Deutschland steht vor einem Scheideweg. Die Krisen der letzten Jahre haben zu einer Beschleunigung des Strukturwandels in der deutschen Wirtschaft geführt. Betroffen ist vor allem die Industrie. Die Zahlen sind alarmierend. Im letzten Jahr sind 120.000 Industriearbeitsplätze verloren gegangen.
Um diesen Trend aufzuhalten sind eine Reihe von politischen Maßnahmen notwendig. Ein wichtiges Instrument ist die Strukturpolitik. Sie müsste mit mehr finanziellen Mitteln ausgestaltet und politisch besser gesteuert werden, um Gute Arbeit zu sichern. Aktuell passiert allerdings das Gegenteil. 2 aktuelle Entwicklungen sehen wir besonders kritisch.
Die Bundesregierung hat zu Beginn dieses Jahres zentrale Änderungen bei einem wichtigen Instrument der regionalen Strukturpolitik, der sog. "Gemeinschaftsaufgabe Verbesserung der regionalen Wirtschaftsstruktur" (GRW) beschlossen. Angeblich geht es der Bundesregierung um eine Vereinfachung der Förderbedingungen für Unternehmen. Tatsächlich enthalten die Änderungen einige aus gewerkschaftlicher Perspektive problematische Punkte.
Bisher galt bei der GRW: Unternehmen aus bestimmten Branchen erhielten die Förderung nur, wenn sie Löhne nach Tarif zahlen oder nachweislich Lohnsteigerungen umsetzten. Dieses Kriterium soll nun wegfallen. Das politische Signal, das die Bundesregierung damit aussendet, ist fatal. Das im Koalitionsvertrag vereinbarte Ziel der Stärkung der Tarifbindung droht zu einer reinen Symbolpolitik zu werden. Dabei ist Schaffung und Sicherung Guter Arbeit gerade in strukturschwachen Regionen wichtig, um die wirtschaftliche Entwicklung zu stärken, den Beschäftigten mehr Sicherheit in der Transformation zu geben und den Populisten von rechts das Wasser abzugraben. Wir setzen uns daher dafür ein, dass alle öffentlichen Fördermittel, egal ob vom Land, Bund oder von der EU, an beschäftigungspolitische Kriterien gebunden werden.

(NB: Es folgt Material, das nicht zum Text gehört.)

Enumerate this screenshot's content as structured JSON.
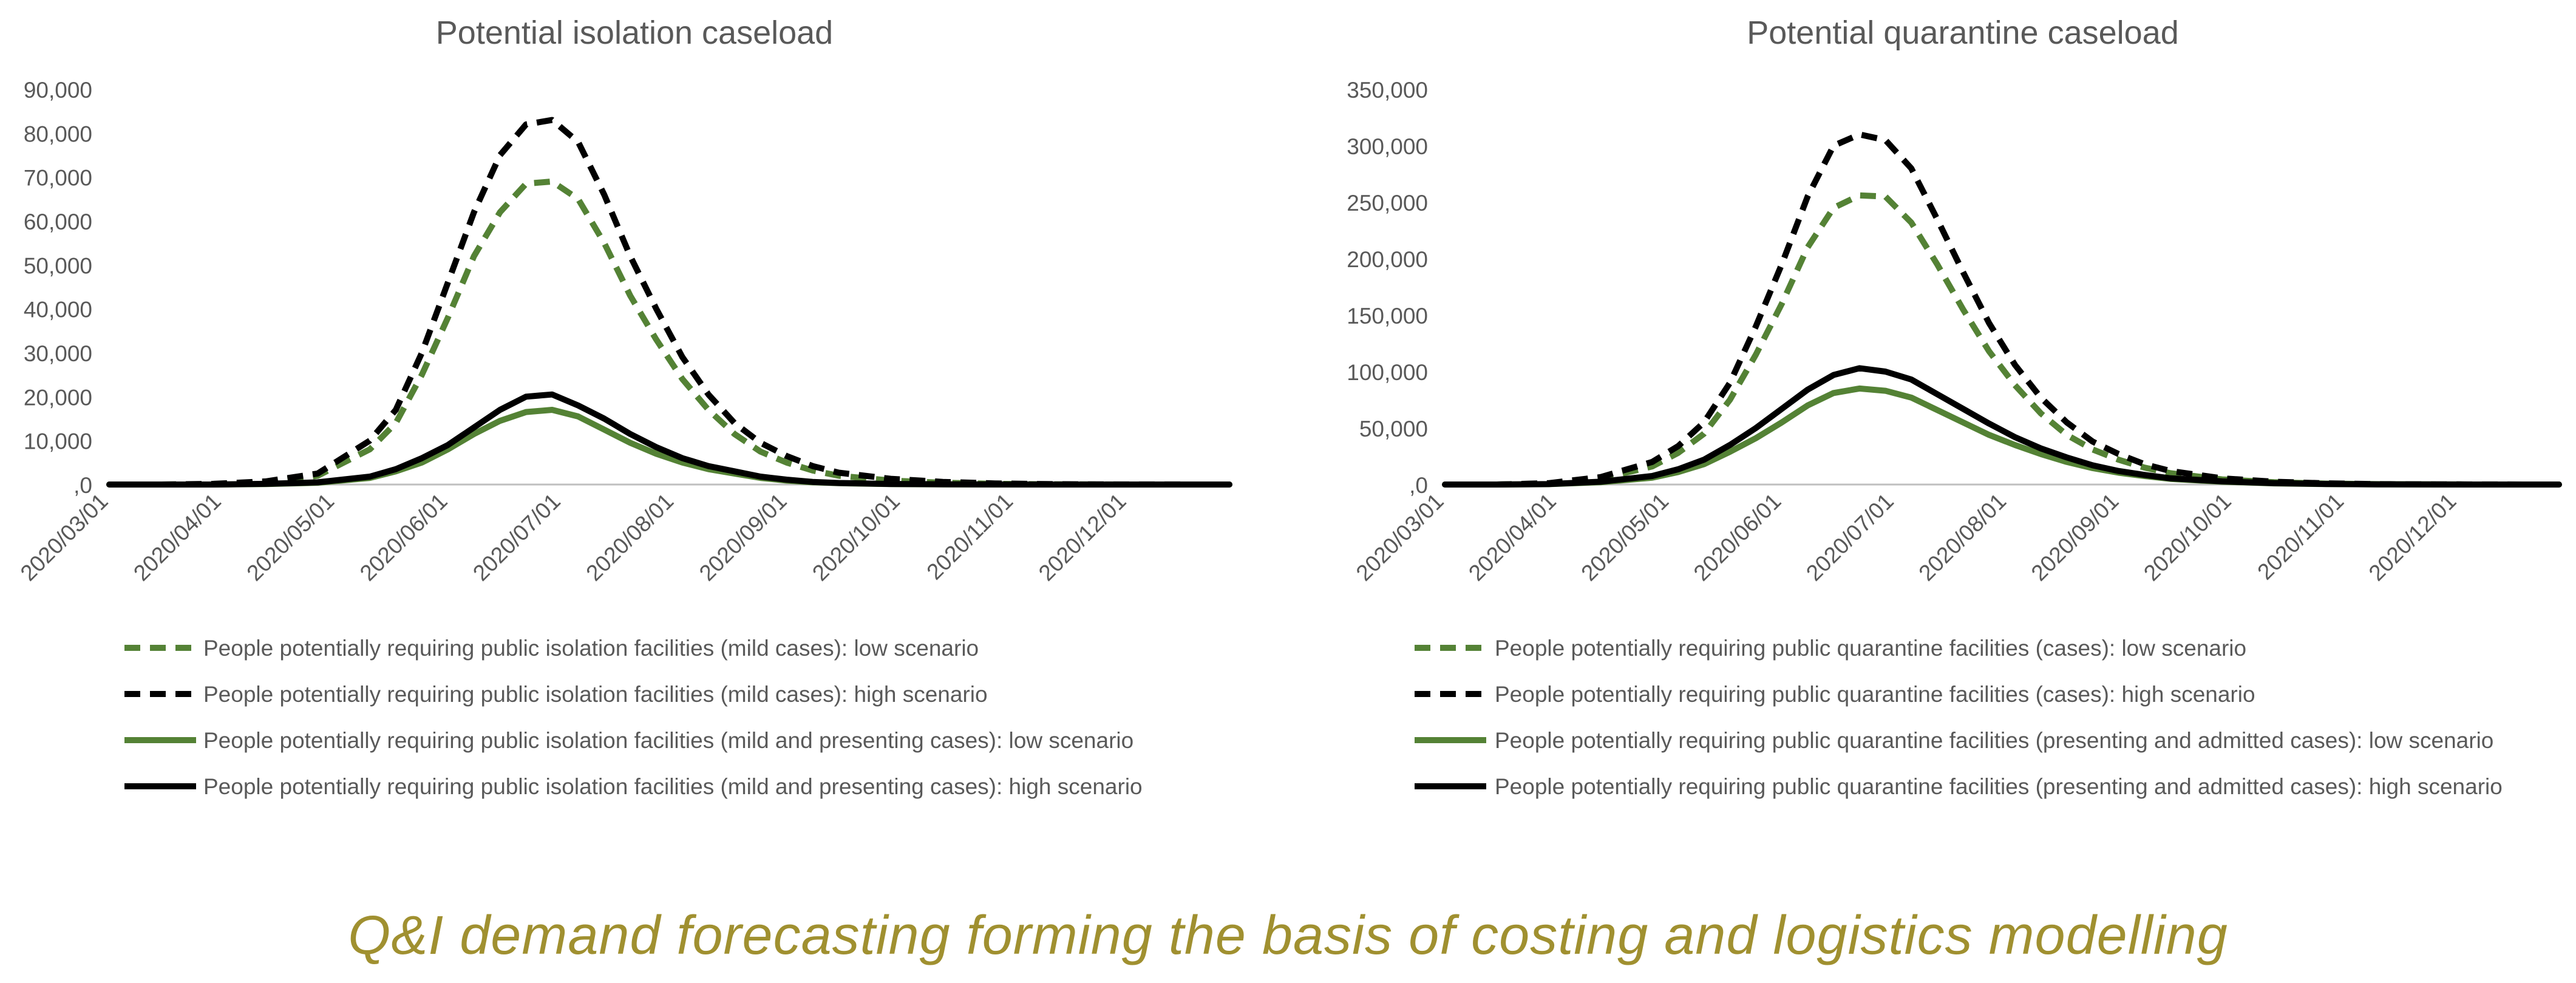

Darüber hinaus drohen von europäischer Seite mittelfristig enorme Kürzungen bei den Strukturfonds. Die Grundpfeiler der zukünftigen EU-Förderpolitik werden aktuell in Brüssel verhandelt. Es geht um den mittelfristigen EU-Haushalt 2028 bis 2034. Der Vorschlag der EU-Kommission sieht massive Kürzungen vor, und die deutsche Bundesregierung fordert noch weitere finanzielle Einschnitte. Betroffen sind vor allem soziale Investitionen (Finanzierung von Weiterbildung und Qualifizierung von Beschäftigten, Maßnahmen der Arbeitsmarktintegration etc.). und Investitionen in Regionen, die besonders von der Transformation betroffen sind (DGB 2025).
Die Verhandlungen in Brüssel offenbaren einen tiefliegenden strategischen Fehler. Die EU-Kohäsionspolitik wird oft als Umverteilungsausgabe abgetan, die wir uns in Zeiten knapper Haushalte nicht mehr leisten könnten. Diese Sichtweise verkennt die zentrale wirtschaftliche Rolle der EU-Fördermittel. Viele Analysen zeigen, dass Investitionen in den Regionen langfristig das Wirtschaftswachstum stärken.
Die wirtschaftlichen Vorteile der Strukturpolitik liegen auf der Hand: Eine verbesserte Verkehrs- und Digitalinfrastruktur zur Unterstützung von Unternehmen, eine qualifizierte Erwerbsbevölkerung sowie ein starkes lokales Netzwerk zwischen Wissenschaft, Verwaltung und Industrie, die Wissenstransfer und die Verbreitung neuer Technologien beschleunigen. Kurz gesagt: Produktivere und innovativere Regionen stärken den gesamten Binnenmarkt. Werden diese Unterstützungsstrukturen gekürzt, leiden nicht nur einzelne Standorte – die gesamte EU-Wirtschaft verliert.
Aus gewerkschaftlicher Sicht steht fest: Radikale Strukturbrüche in der Wirtschaft müssen verhindert werden. Der Strukturwandel darf nicht allein den Kräften des Marktes überlassen bleiben. Dafür ist ein stärkerer politischer Gestaltungswille seitens der Bundesregierung dringend erforderlich.